Die E.ON Kernkraft GmbH hat ihren Zwischenlagerantrag für Grohnde geändert. Darin wird beispielsweise die Lagerzeit von 60 auf 40 Jahre verkürzt. Des weiteren soll die Anzahl der Stellplätze für Atommüllbehälter verringert werden.

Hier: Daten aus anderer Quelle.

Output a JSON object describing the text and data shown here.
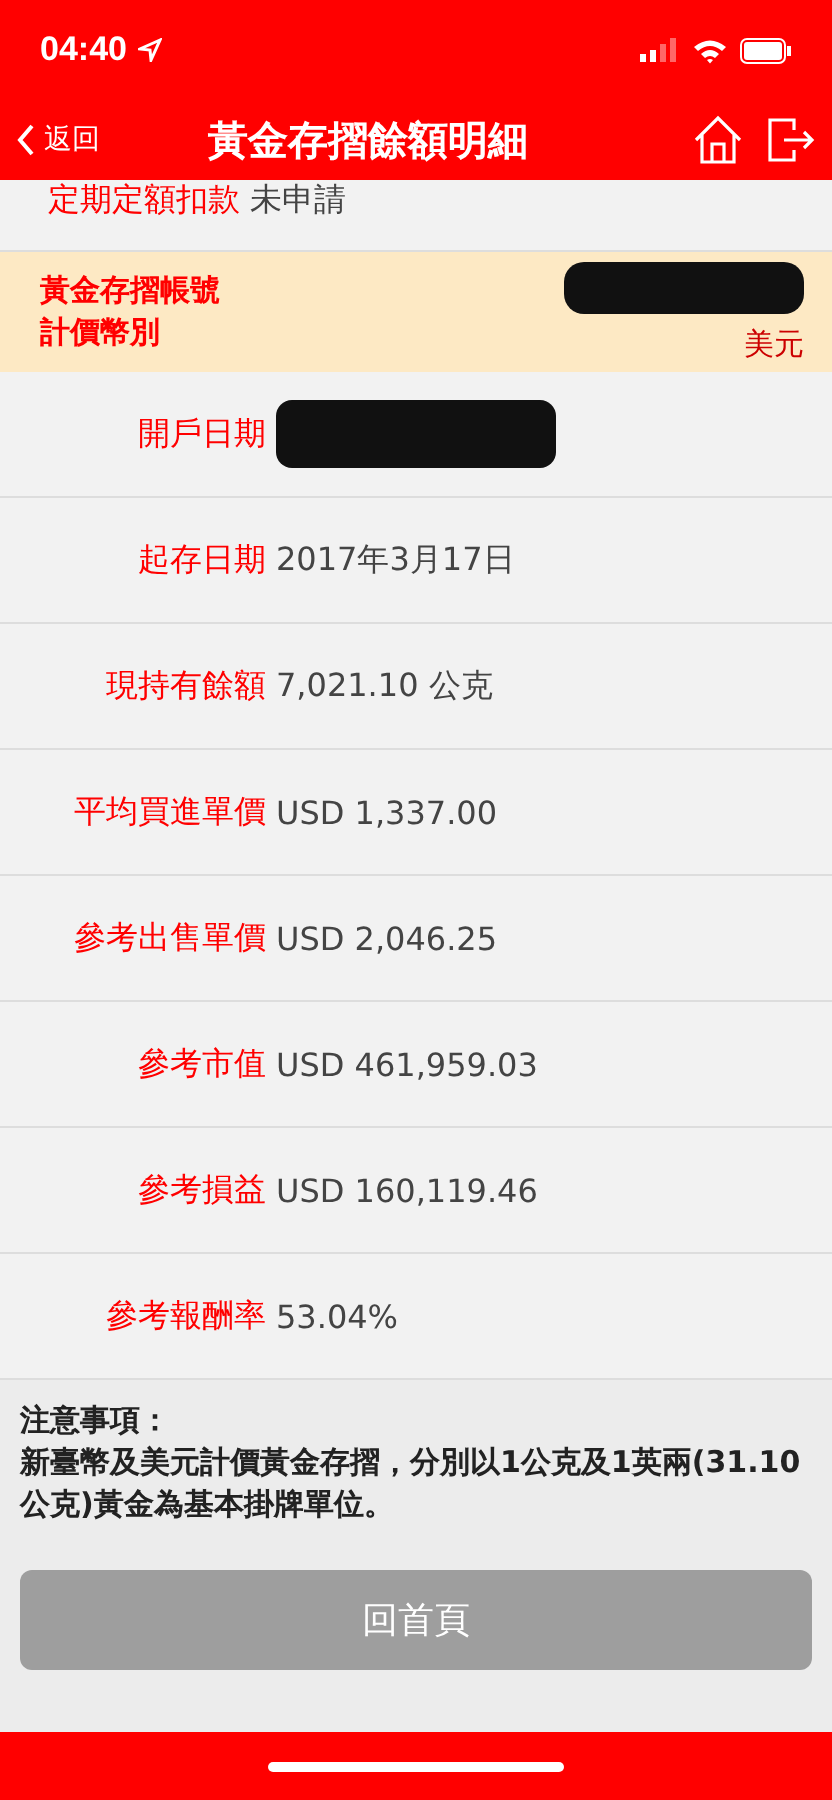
{
  "status_bar": {
    "time": "04:40"
  },
  "header": {
    "back": "返回",
    "title": "黃金存摺餘額明細"
  },
  "top_row": {
    "label": "定期定額扣款",
    "value": "未申請"
  },
  "account": {
    "labels": [
      "黃金存摺帳號",
      "計價幣別"
    ],
    "currency": "美元",
    "redacted": true
  },
  "rows": [
    {
      "label": "開戶日期",
      "value": "",
      "redacted": true
    },
    {
      "label": "起存日期",
      "value": "2017年3月17日",
      "redacted": false
    },
    {
      "label": "現持有餘額",
      "value": "7,021.10 公克",
      "redacted": false
    },
    {
      "label": "平均買進單價",
      "value": "USD 1,337.00",
      "redacted": false
    },
    {
      "label": "參考出售單價",
      "value": "USD 2,046.25",
      "redacted": false
    },
    {
      "label": "參考市值",
      "value": "USD 461,959.03",
      "redacted": false
    },
    {
      "label": "參考損益",
      "value": "USD 160,119.46",
      "redacted": false
    },
    {
      "label": "參考報酬率",
      "value": "53.04%",
      "redacted": false
    }
  ],
  "notes": {
    "title": "注意事項：",
    "text": "新臺幣及美元計價黃金存摺，分別以1公克及1英兩(31.10公克)黃金為基本掛牌單位。"
  },
  "home_button": {
    "label": "回首頁",
    "disabled": true
  }
}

Hochspannungsleitung© Gina Sanders / Fotolia.com
Nach einer dreitägigen Anhörung in Hameln am vergangenen Wochenende hat die E.ON-Tochter E.ON Kernkraft GmbH (Hannover) ihren Antrag auf ein Zwischenlager am Atomkraftwerk in Grohnde geändert. Statt der zuvor geplanten 60 Jahre beantragt E.ON jetzt nur noch 40 Jahre für die Zwischenlagerung, gab das Bundesamt für Strahlenschutz am Ende der Anhörung bekannt.

Dem Bundesumweltministerium zufolge soll bis spätestens 2030 ein Endlager zur Verfügung stehen, ab 2005 soll nach einem geeigneten Platz dafür gesucht werden. Dafür ist beispielsweise der Salzstock Gorleben im Gespräch. Bis dahin will E.ON jeweils höchstens 100 Atommüllbehälter in einer Stahlbetonhalle bei Grohnde lagern. Bis Ende nächsten Jahres will das Bundesamt über den Antrag entschieden haben.

Nach Meinung von Umweltschutzorganisationen und Bürgerinitiativen sind die Zwischenlager nicht ohne Risiko für Anwohner und Umwelt. Die Aktivisten von Robin Wood kritisierten u.a., dass die Hallen bei Flugzeugabstürzen oder Explosionen nicht dick genug seien. Insgesamt gab es 9633 Einwende gegen die Errichtung des Zwischenlagers.